The crux of the attack lay in the manipulation of transaction fee data.
In Crema Finance's CLMM, the calculation of transaction fees is heavily dependent on the data in the tick account. By replacing the authentic transaction fee data with the faked data in the fake tick account, Ahmed was able to claim an inflated fee amount from the pool. This essentially allowed him to steal a significant amount of cryptocurrency from the exchange.
In response to the attack, Crema Finance suspended its smart contract (a feat made possible due to Solana's inherent technical characteristics, chiefly program upgradeability) and began working with third parties to track the movements of the hacker's funds. Ahmed was able to launder the stolen funds, converting them into 69,422.9 SOL and 6,497,738 USDCet via Jupiter. The USDCet was then bridged to the Ethereum network via Wormhole and swapped for 6064 ETH via Uniswap.

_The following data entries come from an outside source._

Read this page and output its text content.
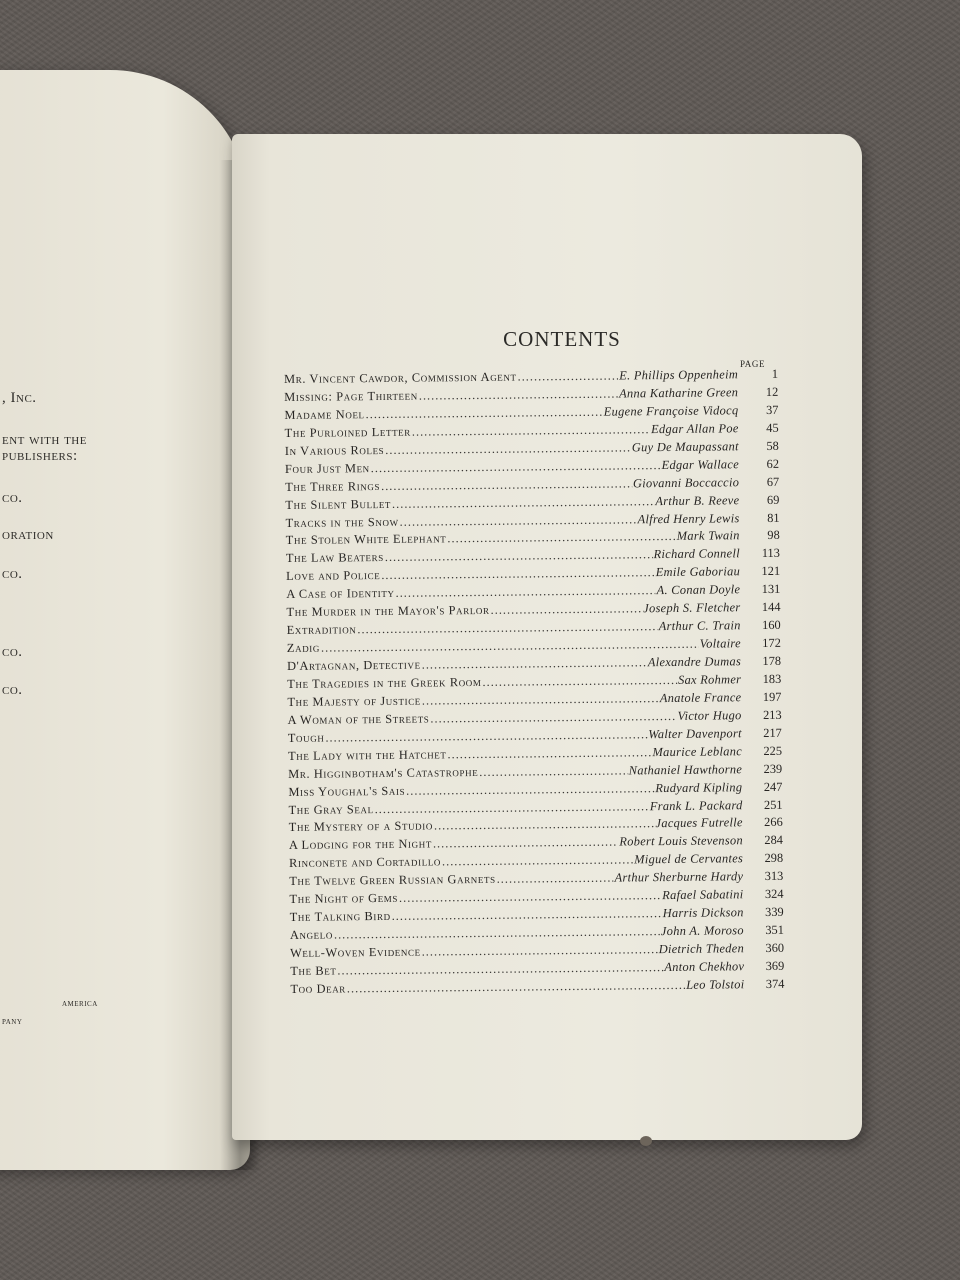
, Inc.
ent with the
publishers:
co.
oration
co.
co.
co.
america
pany
CONTENTS
PAGE
Mr. Vincent Cawdor, Commission Agent .....	E. Phillips Oppenheim	1
Missing: Page Thirteen .....	Anna Katharine Green	12
Madame Noel .....	Eugene Françoise Vidocq	37
The Purloined Letter .....	Edgar Allan Poe	45
In Various Roles .....	Guy De Maupassant	58
Four Just Men .....	Edgar Wallace	62
The Three Rings .....	Giovanni Boccaccio	67
The Silent Bullet .....	Arthur B. Reeve	69
Tracks in the Snow .....	Alfred Henry Lewis	81
The Stolen White Elephant .....	Mark Twain	98
The Law Beaters .....	Richard Connell	113
Love and Police .....	Emile Gaboriau	121
A Case of Identity .....	A. Conan Doyle	131
The Murder in the Mayor's Parlor .....	Joseph S. Fletcher	144
Extradition .....	Arthur C. Train	160
Zadig .....	Voltaire	172
D'Artagnan, Detective .....	Alexandre Dumas	178
The Tragedies in the Greek Room .....	Sax Rohmer	183
The Majesty of Justice .....	Anatole France	197
A Woman of the Streets .....	Victor Hugo	213
Tough .....	Walter Davenport	217
The Lady with the Hatchet .....	Maurice Leblanc	225
Mr. Higginbotham's Catastrophe .....	Nathaniel Hawthorne	239
Miss Youghal's Sais .....	Rudyard Kipling	247
The Gray Seal .....	Frank L. Packard	251
The Mystery of a Studio .....	Jacques Futrelle	266
A Lodging for the Night .....	Robert Louis Stevenson	284
Rinconete and Cortadillo .....	Miguel de Cervantes	298
The Twelve Green Russian Garnets .....	Arthur Sherburne Hardy	313
The Night of Gems .....	Rafael Sabatini	324
The Talking Bird .....	Harris Dickson	339
Angelo .....	John A. Moroso	351
Well-Woven Evidence .....	Dietrich Theden	360
The Bet .....	Anton Chekhov	369
Too Dear .....	Leo Tolstoi	374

This complex series of transactions further obfuscated the trail of the stolen funds, leading authorities to use advanced blockchain analytics software, presumably Chainalysis Reactor as described earlier in this piece, to reach an indictment.
Conclusion
The case highlights the risks associated with the decentralized nature of cryptocurrency exchanges, which do not rely on any entity or company to act as an intermediary between buyers and sellers. Instead, they use "smart contracts" associated with "liquidity pools" to serve as an "automated market maker." While this structure can offer benefits such as increased privacy and reduced costs, it also opens the door to potential vulnerabilities, as demonstrated by Ahmed's alleged scheme.
As the case proceeds, it will undoubtedly serve as a critical test of the ability of law enforcement and the courts to adapt to the complexities of cryptocurrency fraud and bring those who exploit these systems to justice.
This case also highlights the potential for misuse when technical expertise is coupled with criminal intent, highlighting the need for robust security measures and stringent oversight in the rapidly evolving cryptocurrency industry.
Update: Ahmed has pled "not guilty".